Scribe-Data
Scribe-Data copied to clipboard
Expand Swedish data queries
Terms
- [X] I have searched open and closed feature requests
- [X] I agree to follow Scribe-Data's Code of Conduct
Description
This issue would look into expanding the src/scribe_data/language_data_extraction/Swedish files with as much data as are possible from the current data on Wikidata. We can use code for getting data from other languages, and from there we can check Swedish data on Wikidata for what conjugations are available. We can then expand the query with optional selections of certain forms as is done in other SPARQL queries. The query can be tried on the Wikidata Query Service UI during development :)
Data types to include:
- [x] Nouns
- [x] Verbs
- [ ] Adjectives
- [ ] Adverbs
- [ ] Prepositions
- [x] Emoji keywords
Contribution
This is a Feature i am willing to work on
@GicharuElvis shall I work on this?
@GicharuElvis made this for themselves, @Khushalsarode, but you can look for another language and make a similar issue for yourself. Maybe German or Spanish still needs adjectives?

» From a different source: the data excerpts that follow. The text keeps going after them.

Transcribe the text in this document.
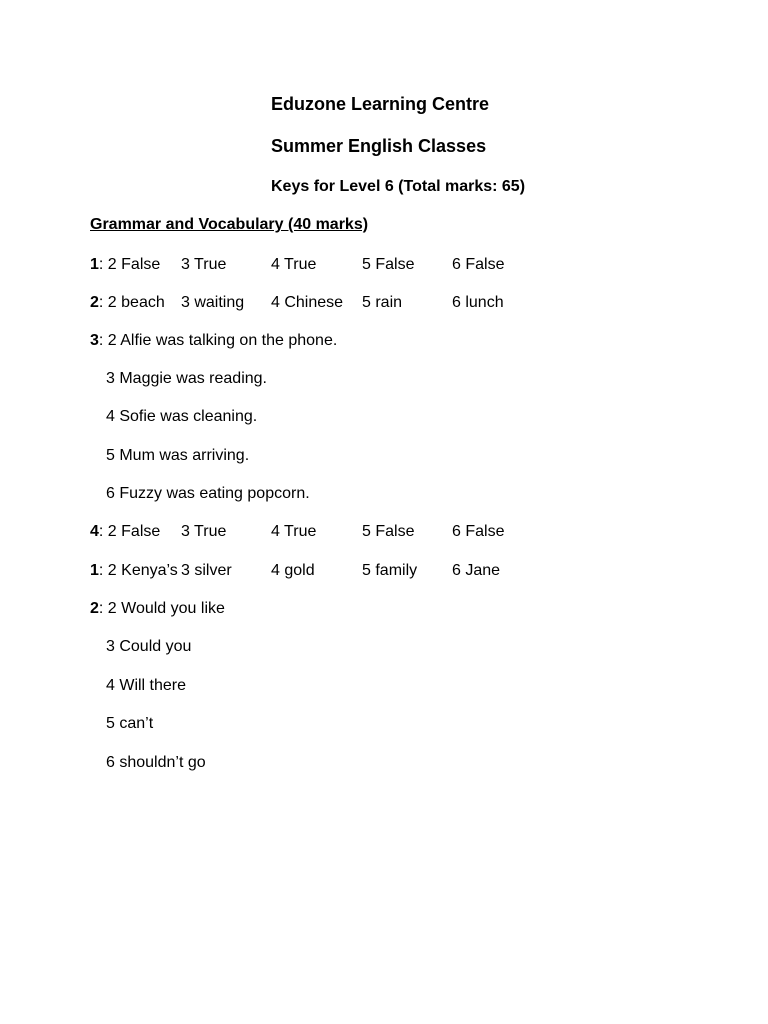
Eduzone Learning Centre
Summer English Classes
Keys for Level 6 (Total marks: 65)
Grammar and Vocabulary (40 marks)
1: 2 False 3 True	4 True	5 False 6 False
2: 2 beach 3 waiting 4 Chinese 5 rain	6 lunch
3: 2 Alfie was talking on the phone.
3 Maggie was reading.
4 Sofie was cleaning.
5 Mum was arriving.
6 Fuzzy was eating popcorn.
4: 2 False 3 True	4 True	5 False 6 False
1: 2 Kenya’s 3 silver 4 gold	5 family 6 Jane
2: 2 Would you like
3 Could you
4 Will there
5 can’t
6 shouldn’t go
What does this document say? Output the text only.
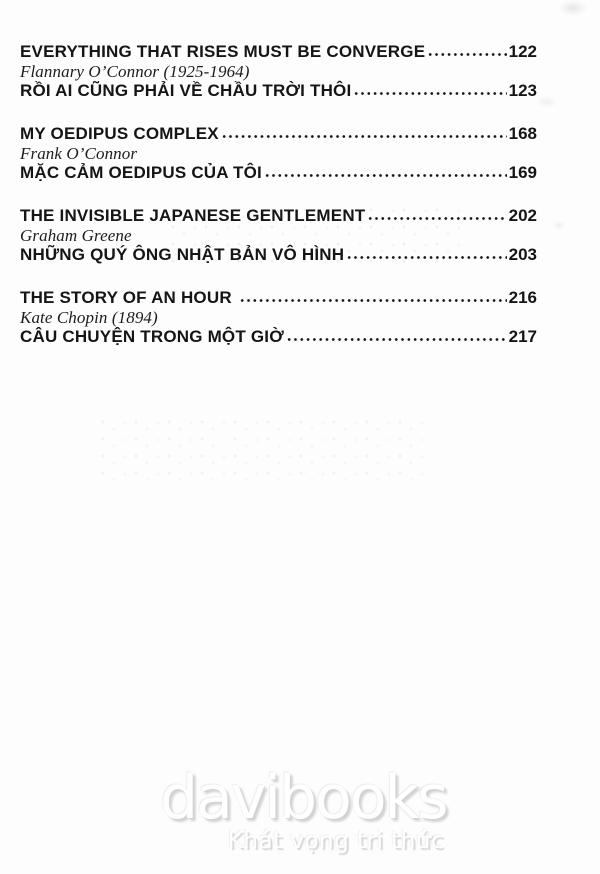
EVERYTHING THAT RISES MUST BE CONVERGE	122
Flannary O’Connor (1925-1964)
RỒI AI CŨNG PHẢI VỀ CHẦU TRỜI THÔI	123
MY OEDIPUS COMPLEX	168
Frank O’Connor
MẶC CẢM OEDIPUS CỦA TÔI	169
THE INVISIBLE JAPANESE GENTLEMENT	202
Graham Greene
NHỮNG QUÝ ÔNG NHẬT BẢN VÔ HÌNH	203
THE STORY OF AN HOUR	216
Kate Chopin (1894)
CÂU CHUYỆN TRONG MỘT GIỜ	217
davibooks
Khát vọng tri thức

Thank you @andrewtavis . I'll work on it. I'll reach out incase of anything
@GicharuElvis made this for themselves, @Khushalsarode, but you can look for another language and make a similar issue for yourself. Maybe German or Spanish still needs adjectives?
Sure! No problem, I didn't saw anyone assigned that why I commented! I will take other issues @andrewtavis
No stress, @Khushalsarode! Appreciate your interest! :)
Just added a list of data types that we want to include to this issue :) Have marked those that are already done or have PRs open, and we can work on the others 😊 If the data type can't work, then we can move to the others and open up specific issues later :)
Thank you, i'll have a look at them
Some suggestions on how to improve the Swedish adjectives query that was just merged, @GicharuElvis, which is coming from a post I did in the Data channel on Matrix. This is the process that I do to work on queries from the base query that just returns the Wikidata lexeme ID and lemma:
- Let's take for example the query for Slovak adjectives src/scribe_data/language_data_extraction/Slovak/adjectives/query_adjectives.sparql
- Let's take this query over to query.wikidata.org, but with one edit to return to lexeme URI via
?lexeme- You can see the edited query in the Wikidata Query Service here
- Note that it includes
?lexeme
- Run the query and look at the results
- Click on the first result, which will be random, and for me was wikidata.org/wiki/Lexeme:L238355
- This is the Slovak adjective
slovenský(the adjective conveniently means Slovak) - This is the base adjective, but in Slovak specifically we need to also get forms for the adjectives as they're different based on if the thing is masculine, feminine, etc
- You can see all of these other forms on the Wikidata page when you scroll down
- There are forms based on masculine vs. feminine, singular vs. plural and the case that's used
- These are the forms that we also want to include in our data outputs
- This is the Slovak adjective
- Not all data types for languages have forms on them, but it helps to check if the forms are there beforehand so we don't miss them
- An example of a query with tons of forms is src/scribe_data/language_data_extraction/Estonian/adverbs/query_adverbs_1.sparql
- Slovak is similar to Estonian in these regards, that there are many forms and they're complex (combinations of four properties like feminine, singular, etc)
- We need to construct forms with an optional selection that includes all the properties that are on the form
- For the first form in the adjective above
slovenskýwe need to find the Wikidata QIDs for masculine, nominative case, singular, positive - Then put these within the optional selection to get the form in a way that the returned value is unique
Note that in queries we ideally would not have SELECT DISTINCT, GROUP BY or anything else to combine the results of the query - i.e. it should be one row per lexeme. We can do this by making sure we include all properties on the form so we don't overlap, and we can also filter based on a language or also FILTER NOT EXISTS to say that we don't want a specific property.
Hope this helps! Please let us know if there are any questions :) Would be great if you took the above and tried to expand the Swedish adjectives query 😊
Thank you @andrewtavis Question. At what point do we use the second option over the lexeme
Seems everything is all set here
That it is, @GicharuElvis 😊 Thanks for the work here!
Sure, anytime. Let me look for more!